Film

Longlegs Movie Review


Longlegs movie poster

Sometimes a movie just makes your bones shiver, and Longlegs is one such experience. A bleak, unsettling, and disturbed descent into the dark abysses of Hell, this horror-thriller from writer/director Oz Perkins (The Blackcoat’s Daughter) is as atmospheric and creepy as they come–just don’t buy into the hype cycle that it’s the second coming of the Anti-Christ.

Horror alum Maika Monroe (It Follows, The Guest) plays a socially awkward FBI agent who is attempting to track down a killer who leaves coded letters behind–as well as no other evidence that he was in any of the homes where families are left butchered. 

Longlegs is essentially Seven with a supernatural twist and soaked in utter despair.

Monroe is fantastic as always as she portrays a young woman whose seemingly only skill is doing what she does so well here. Agent Lee Harker is neither unlikable nor depressing, yet she can barely operate in normal settings; she’s best suited for following patterns and getting inside the heads of very bad people.
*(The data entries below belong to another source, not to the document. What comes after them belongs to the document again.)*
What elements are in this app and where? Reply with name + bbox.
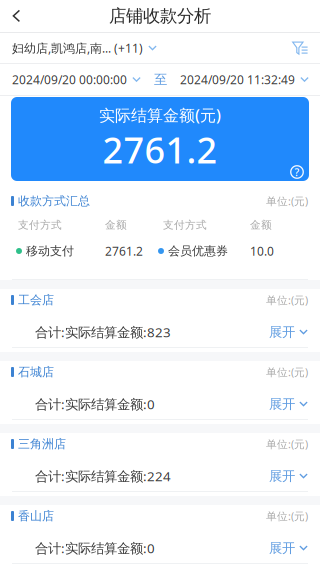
button[interactable]: 合计:实际结算金额:0 [0,533,320,563]
staticText: 单位:(元) [266,437,308,451]
staticText: 香山店 [18,509,54,523]
button[interactable]: 2024/09/20 11:32:49 [180,72,309,87]
button[interactable]: 2024/09/20 00:00:00 [12,72,141,87]
staticText: 移动支付 [26,244,74,258]
staticText: 石城店 [18,365,54,379]
staticText: 会员优惠券 [168,244,228,258]
staticText: 2024/09/20 00:00:00 [12,72,127,87]
staticText: 单位:(元) [266,194,308,208]
staticText: 2024/09/20 11:32:49 [180,72,295,87]
staticText: 合计:实际结算金额:224 [35,467,171,485]
staticText: 支付方式 [18,218,62,232]
staticText: 展开 [269,540,295,556]
button[interactable]: 合计:实际结算金额:823 [0,317,320,347]
staticText: 展开 [269,468,295,484]
staticText: 合计:实际结算金额:823 [35,323,171,341]
staticText: 合计:实际结算金额:0 [35,539,155,557]
staticText: 妇幼店,凯鸿店,南... (+11) [12,40,143,56]
staticText: 展开 [269,324,295,340]
staticText: 收款方式汇总 [18,194,90,208]
button[interactable]: 妇幼店,凯鸿店,南... (+11) [0,33,320,63]
staticText: 2761.2 [105,243,143,259]
staticText: 金额 [105,218,127,232]
button[interactable]: 合计:实际结算金额:224 [0,461,320,491]
staticText: 金额 [250,218,272,232]
staticText: 支付方式 [163,218,207,232]
staticText: 实际结算金额(元) [99,104,221,126]
staticText: 展开 [269,396,295,412]
staticText: 三角洲店 [18,437,66,451]
staticText: 工会店 [18,293,54,307]
staticText: 单位:(元) [266,509,308,523]
staticText: 10.0 [250,243,274,259]
button[interactable]: 合计:实际结算金额:0 [0,389,320,419]
button[interactable]: Help [290,165,304,179]
staticText: 店铺收款分析 [109,5,211,27]
staticText: 单位:(元) [266,365,308,379]
staticText: 单位:(元) [266,293,308,307]
staticText: 至 [154,71,167,88]
staticText: ? [294,165,300,179]
staticText: 2761.2 [102,126,218,174]
button[interactable]: Back [0,0,33,32]
staticText: 合计:实际结算金额:0 [35,395,155,413]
And Longlegs is a very bad person. Portrayed by an unrecognizable and unleashed Nicolas Cage, the killer here is an absolutely frightening figure–at least visually. Completely off his rocker and physically disfigured, he’s the kind of person you’d avoid on a sidewalk; the fact that he might have relations with the Devil doesn’t help matters.

As frightening as he is, I am not convinced Longlegs is going to go down as a timeless killer. We of course know the big baddies from slasher flicks. We remember the dude from Seven and that final, menacing scene in Zodiac. Hannibal Lecter, of course. Norman Bates. Longlegs the killer and Longlegs the movie is missing that extra something.

While I didn’t mind the supernatural stuff–in fact, Longlegs is much more demonic than the eerie trailers suggest–at times it feels like a cheat. Or a crutch. Or at the very least, it sucks some of the more humanistic sinisterism from the story. How much more frightening would Longlegs be if he were given more depth, more calculating intentions that are purely grounded in human capability? What if Harker truly had to use her wits rather than be helped quite easily by the very forces she is trying to stop? What if the madness at the heart of the murders were just that: madness? 

Some may say I’m criticizing Longlegs for being a movie it never intended to be. That may be fair. And to be true, the supernatural angle is compelling and at times horrifying. That doesn’t change the fact that Longlegs is lacking a layer of complexity and sophistication that would propel it into the upper echelon of serial killer thrillers. It’s ever so close, and that’s what makes it frustrating.

Longlegs has a lot to like. It’s incredibly dark, the atmosphere alone can give you nightmares, and any movie that can make you feel unsettled even after the end credits is worthy of attention. It deserves praise–just not the level of praise the early hype cycle has been championing.

Review by Erik Samdahl unless otherwise indicated.